Everyday Culture: Finding and Making Meaning in a Changing World

Everyday Culture: Finding and Making Meaning in a Changing World, Routledge (2007).

EVERYDAY CULTURE draws its inspiration from a particular historical moment. In 1968 the meanings and potentials of ordinary life received attention in cultural and political circles throughout the western world as never before.  Radios were playing “Everyday People,” a song by the rock/funk band Sly and the Family Stone. Released in the months following the infamous Tet Offensive in Vietnam and the assassination of Martin Luther King, “Everyday People” captured the spirit of US culture as a plea for peace and equality. Remembered for it’s chorus, “I am everyday people,” the song resonates in a celebration of diversity, as lead singer Sly Stone Stewart proclaims “We are the same whatever we do” with the refrain, “We’ve got to live together.”  “Everyday People” holds the distinction as the first hit song in the U.S. by a multi-racial performing group.

As “Everyday People” was moving to the number one spot on the U.S. pop  chart, a more material manifestation of the everyday was taking hold in Europe. In May 1968 a general strike erupted in France within universities and high schools in a series of uprisings protesting poor wages and governmental wrongdoing. From riots outside the Sorbonne in Paris, the strike quickly was joined by workers, minorities, the French Communist party, and members of Situationist Internationale. Within a week France was crippled by a work stoppage of 10-million people––roughly two thirds of the nation’s labor force­­––making it the largest strike in recorded history.

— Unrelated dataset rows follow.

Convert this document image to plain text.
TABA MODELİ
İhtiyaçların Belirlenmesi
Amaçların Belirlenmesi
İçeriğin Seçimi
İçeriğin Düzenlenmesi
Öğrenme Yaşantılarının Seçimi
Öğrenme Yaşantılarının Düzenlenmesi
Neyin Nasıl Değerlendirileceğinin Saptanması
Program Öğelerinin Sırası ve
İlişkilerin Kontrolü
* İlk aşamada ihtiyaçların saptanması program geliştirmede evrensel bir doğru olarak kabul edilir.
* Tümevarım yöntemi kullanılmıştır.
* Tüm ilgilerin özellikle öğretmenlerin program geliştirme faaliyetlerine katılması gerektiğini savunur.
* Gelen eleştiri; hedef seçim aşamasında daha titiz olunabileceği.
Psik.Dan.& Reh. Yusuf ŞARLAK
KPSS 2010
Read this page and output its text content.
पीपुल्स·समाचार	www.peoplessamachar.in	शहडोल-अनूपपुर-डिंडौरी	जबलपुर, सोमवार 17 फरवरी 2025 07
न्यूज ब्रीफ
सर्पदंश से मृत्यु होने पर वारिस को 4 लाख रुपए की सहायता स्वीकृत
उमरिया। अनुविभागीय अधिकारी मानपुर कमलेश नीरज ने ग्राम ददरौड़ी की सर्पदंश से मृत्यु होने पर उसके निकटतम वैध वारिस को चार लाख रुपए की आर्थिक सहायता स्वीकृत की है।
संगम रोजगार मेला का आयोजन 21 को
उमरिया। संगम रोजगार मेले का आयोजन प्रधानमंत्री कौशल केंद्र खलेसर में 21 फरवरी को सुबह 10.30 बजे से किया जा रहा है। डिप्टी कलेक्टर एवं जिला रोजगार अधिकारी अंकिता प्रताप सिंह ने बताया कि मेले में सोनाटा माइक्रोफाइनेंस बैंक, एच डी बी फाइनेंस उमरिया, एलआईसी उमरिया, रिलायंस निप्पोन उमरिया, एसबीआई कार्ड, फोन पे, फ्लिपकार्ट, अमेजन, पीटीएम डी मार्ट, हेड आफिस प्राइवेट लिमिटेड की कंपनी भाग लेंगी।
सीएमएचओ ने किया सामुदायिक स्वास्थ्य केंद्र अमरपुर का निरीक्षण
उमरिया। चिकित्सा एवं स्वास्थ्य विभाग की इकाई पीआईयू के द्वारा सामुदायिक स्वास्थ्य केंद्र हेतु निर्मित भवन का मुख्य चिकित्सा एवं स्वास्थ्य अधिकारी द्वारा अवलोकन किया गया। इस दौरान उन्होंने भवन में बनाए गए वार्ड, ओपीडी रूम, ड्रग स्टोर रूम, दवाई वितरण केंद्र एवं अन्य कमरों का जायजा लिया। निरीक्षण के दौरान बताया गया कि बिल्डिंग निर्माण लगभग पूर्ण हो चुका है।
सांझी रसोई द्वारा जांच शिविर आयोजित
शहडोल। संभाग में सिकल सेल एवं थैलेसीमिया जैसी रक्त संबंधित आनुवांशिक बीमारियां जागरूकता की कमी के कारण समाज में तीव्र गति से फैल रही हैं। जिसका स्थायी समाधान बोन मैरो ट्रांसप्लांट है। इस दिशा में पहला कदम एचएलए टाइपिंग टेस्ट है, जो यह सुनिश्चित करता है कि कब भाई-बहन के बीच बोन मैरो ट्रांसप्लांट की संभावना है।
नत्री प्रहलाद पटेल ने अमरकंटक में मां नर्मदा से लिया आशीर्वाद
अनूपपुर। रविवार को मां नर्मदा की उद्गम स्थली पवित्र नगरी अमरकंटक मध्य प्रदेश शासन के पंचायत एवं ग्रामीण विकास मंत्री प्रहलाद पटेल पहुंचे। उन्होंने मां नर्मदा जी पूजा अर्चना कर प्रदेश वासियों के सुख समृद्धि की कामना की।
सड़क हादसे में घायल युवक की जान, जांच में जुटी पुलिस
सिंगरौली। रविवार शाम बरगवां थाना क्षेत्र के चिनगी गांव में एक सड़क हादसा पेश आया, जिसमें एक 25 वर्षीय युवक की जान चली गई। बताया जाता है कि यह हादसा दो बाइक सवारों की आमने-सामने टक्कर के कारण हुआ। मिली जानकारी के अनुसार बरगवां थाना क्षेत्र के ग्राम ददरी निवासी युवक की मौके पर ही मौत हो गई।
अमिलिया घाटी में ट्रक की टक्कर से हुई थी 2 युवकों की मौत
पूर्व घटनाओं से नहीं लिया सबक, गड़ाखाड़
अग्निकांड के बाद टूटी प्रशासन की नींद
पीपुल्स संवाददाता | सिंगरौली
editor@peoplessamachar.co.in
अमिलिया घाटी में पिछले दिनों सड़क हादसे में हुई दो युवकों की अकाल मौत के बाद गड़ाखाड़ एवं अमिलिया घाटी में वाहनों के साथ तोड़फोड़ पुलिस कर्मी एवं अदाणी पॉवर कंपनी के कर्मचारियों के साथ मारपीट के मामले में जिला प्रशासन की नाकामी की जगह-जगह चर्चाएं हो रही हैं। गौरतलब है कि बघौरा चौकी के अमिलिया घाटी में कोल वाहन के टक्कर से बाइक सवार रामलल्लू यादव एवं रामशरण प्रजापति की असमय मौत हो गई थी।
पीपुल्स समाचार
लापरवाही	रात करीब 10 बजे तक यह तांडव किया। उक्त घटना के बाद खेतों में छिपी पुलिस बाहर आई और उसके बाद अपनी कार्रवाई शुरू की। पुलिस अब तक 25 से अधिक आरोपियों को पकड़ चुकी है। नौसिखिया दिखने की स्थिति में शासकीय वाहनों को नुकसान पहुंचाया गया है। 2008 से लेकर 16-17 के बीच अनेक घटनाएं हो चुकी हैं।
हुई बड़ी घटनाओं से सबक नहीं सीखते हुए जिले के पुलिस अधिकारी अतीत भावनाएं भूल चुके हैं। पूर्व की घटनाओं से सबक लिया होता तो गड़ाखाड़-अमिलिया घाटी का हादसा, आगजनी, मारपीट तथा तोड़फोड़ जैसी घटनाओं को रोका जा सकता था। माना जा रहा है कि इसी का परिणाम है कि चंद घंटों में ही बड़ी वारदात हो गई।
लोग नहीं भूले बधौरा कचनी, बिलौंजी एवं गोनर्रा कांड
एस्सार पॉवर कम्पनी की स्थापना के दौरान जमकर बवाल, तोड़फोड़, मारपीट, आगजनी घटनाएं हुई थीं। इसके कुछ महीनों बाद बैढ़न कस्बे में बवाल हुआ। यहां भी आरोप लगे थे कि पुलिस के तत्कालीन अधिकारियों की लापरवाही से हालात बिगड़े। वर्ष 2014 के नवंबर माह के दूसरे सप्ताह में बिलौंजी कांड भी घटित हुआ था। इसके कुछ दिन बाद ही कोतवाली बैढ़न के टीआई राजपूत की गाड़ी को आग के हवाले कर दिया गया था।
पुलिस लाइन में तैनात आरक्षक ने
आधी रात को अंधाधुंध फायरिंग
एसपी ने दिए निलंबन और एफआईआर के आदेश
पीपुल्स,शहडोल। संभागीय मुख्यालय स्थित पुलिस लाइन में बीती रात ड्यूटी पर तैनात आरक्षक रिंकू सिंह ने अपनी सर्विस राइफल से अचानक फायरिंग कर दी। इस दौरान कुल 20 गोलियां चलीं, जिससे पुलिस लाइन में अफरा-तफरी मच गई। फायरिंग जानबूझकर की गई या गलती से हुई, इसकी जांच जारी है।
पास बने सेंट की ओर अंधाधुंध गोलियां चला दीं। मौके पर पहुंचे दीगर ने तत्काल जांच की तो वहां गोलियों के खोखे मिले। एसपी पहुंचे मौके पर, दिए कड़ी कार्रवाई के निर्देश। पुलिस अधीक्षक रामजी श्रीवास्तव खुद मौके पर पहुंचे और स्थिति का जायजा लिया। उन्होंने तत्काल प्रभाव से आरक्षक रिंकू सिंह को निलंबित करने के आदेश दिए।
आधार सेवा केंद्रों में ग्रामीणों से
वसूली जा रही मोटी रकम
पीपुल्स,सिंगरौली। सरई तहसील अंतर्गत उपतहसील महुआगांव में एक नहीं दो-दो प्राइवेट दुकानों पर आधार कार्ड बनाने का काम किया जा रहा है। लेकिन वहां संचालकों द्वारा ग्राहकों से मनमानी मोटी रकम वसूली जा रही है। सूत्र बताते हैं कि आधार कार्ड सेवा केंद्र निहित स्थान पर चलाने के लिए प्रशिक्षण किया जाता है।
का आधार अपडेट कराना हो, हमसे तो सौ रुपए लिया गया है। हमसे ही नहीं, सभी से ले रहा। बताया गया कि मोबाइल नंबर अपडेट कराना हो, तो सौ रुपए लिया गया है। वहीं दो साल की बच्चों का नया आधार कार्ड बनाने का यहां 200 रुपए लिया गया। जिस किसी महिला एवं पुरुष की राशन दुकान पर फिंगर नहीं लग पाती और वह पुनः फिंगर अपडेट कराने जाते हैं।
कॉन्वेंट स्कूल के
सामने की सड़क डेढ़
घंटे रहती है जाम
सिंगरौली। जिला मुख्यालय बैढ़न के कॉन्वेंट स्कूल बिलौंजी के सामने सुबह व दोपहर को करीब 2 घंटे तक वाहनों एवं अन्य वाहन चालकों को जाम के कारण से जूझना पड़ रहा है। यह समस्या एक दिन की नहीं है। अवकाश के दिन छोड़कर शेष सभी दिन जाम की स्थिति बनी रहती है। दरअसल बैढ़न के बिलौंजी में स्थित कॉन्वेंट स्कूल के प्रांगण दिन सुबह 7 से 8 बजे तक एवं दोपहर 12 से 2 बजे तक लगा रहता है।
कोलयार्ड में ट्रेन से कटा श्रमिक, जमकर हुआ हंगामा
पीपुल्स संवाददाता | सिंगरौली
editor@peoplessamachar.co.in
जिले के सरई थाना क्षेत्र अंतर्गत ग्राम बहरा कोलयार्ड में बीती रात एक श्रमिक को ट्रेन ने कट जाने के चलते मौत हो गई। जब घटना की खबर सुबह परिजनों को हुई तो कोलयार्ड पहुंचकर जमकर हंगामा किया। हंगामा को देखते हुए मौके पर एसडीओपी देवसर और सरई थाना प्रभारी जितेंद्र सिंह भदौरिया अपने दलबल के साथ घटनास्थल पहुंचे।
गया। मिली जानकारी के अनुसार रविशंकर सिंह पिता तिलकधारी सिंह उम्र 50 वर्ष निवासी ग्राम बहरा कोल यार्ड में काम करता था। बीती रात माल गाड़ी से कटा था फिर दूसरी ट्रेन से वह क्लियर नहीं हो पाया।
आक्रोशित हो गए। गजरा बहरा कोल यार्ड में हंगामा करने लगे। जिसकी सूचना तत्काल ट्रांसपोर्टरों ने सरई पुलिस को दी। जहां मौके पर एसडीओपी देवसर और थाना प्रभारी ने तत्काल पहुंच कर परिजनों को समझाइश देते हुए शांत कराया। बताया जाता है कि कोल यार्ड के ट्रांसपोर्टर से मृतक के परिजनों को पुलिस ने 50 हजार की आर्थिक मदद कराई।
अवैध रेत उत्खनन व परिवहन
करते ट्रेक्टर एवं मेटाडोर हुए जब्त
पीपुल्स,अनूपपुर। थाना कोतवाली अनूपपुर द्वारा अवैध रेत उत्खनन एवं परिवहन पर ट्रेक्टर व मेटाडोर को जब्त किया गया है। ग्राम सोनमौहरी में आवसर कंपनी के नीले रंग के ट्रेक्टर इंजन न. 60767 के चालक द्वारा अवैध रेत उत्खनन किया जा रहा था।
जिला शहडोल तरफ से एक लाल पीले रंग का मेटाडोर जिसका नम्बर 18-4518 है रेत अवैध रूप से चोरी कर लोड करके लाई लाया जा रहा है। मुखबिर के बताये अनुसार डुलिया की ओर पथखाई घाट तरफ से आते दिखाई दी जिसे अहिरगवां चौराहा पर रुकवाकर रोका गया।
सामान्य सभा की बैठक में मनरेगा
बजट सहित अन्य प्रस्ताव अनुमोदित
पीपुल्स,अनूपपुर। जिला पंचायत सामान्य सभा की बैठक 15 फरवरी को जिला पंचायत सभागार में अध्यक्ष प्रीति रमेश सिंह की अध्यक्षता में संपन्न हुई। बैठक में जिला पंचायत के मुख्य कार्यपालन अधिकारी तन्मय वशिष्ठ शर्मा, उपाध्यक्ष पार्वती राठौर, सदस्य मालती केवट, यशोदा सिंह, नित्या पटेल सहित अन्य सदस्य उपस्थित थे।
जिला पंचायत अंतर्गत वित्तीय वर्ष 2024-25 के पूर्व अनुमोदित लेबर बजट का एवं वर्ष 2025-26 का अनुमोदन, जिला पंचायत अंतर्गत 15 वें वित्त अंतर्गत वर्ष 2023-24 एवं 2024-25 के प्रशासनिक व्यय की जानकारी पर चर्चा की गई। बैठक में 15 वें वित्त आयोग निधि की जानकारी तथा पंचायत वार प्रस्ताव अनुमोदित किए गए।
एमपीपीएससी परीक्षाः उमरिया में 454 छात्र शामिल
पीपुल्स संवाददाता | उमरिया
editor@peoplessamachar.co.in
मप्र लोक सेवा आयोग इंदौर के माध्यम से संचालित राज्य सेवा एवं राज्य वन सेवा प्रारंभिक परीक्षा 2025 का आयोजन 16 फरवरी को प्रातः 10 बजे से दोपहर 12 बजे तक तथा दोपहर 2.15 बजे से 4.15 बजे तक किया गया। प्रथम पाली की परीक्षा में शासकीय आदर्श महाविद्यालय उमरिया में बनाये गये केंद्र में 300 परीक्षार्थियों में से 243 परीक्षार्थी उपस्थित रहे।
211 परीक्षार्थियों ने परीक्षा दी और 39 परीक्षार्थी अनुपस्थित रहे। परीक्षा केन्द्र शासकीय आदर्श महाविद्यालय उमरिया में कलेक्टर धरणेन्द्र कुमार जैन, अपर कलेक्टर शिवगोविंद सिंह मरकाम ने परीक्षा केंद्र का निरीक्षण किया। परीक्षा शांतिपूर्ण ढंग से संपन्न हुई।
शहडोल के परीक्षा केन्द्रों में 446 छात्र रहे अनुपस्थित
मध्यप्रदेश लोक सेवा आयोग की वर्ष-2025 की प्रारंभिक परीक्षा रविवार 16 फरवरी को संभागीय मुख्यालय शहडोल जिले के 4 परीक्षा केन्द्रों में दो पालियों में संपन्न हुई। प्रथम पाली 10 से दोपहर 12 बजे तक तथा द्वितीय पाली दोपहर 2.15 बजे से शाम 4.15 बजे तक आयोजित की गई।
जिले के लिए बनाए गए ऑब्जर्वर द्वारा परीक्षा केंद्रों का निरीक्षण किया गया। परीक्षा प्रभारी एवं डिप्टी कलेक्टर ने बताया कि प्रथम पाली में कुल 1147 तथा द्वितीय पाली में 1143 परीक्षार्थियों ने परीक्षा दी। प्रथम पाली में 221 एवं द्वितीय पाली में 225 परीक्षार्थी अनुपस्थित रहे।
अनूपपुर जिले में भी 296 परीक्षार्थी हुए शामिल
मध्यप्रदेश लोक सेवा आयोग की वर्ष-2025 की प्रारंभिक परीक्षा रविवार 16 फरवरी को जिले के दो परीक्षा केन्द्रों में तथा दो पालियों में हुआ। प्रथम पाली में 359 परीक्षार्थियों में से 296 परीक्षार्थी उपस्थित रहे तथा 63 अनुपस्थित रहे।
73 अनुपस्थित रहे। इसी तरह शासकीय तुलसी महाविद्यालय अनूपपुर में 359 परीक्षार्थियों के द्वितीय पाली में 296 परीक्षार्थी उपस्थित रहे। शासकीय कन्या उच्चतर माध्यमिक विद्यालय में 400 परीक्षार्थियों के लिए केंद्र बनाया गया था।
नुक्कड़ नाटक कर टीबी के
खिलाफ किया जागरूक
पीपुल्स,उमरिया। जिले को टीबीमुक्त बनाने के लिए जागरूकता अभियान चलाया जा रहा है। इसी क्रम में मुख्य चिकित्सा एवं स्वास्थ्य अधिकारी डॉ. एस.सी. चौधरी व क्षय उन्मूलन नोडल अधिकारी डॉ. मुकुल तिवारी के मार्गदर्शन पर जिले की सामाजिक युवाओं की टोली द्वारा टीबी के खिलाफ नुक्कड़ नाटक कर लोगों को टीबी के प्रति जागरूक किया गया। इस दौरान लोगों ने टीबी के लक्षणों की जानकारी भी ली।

Informed in part by these historical legacies,  Everyday Culture  is about the confluence of cultural and material possibility––the bringing together of thought and action in daily life. The book argues that an informed and invigorated citizenry can help reverse patterns  of dehumanization and social control. The impetus for  Everyday Culture   can be described in the observation by Raymond Williams that “culture is ordinary,” and that the fabric of meanings that inform and organize everyday life often go undervalued and unexamined.  Everyday Culture shares with thinkers like Williams the conviction that it is precisely the ordinariness of culture that makes it extraordinarily important. The ubiquity of everyday culture means that it affects all aspects of contemporary economic, social and political life.   Seen his light,   Everyday Culture  is about a hope for a better future.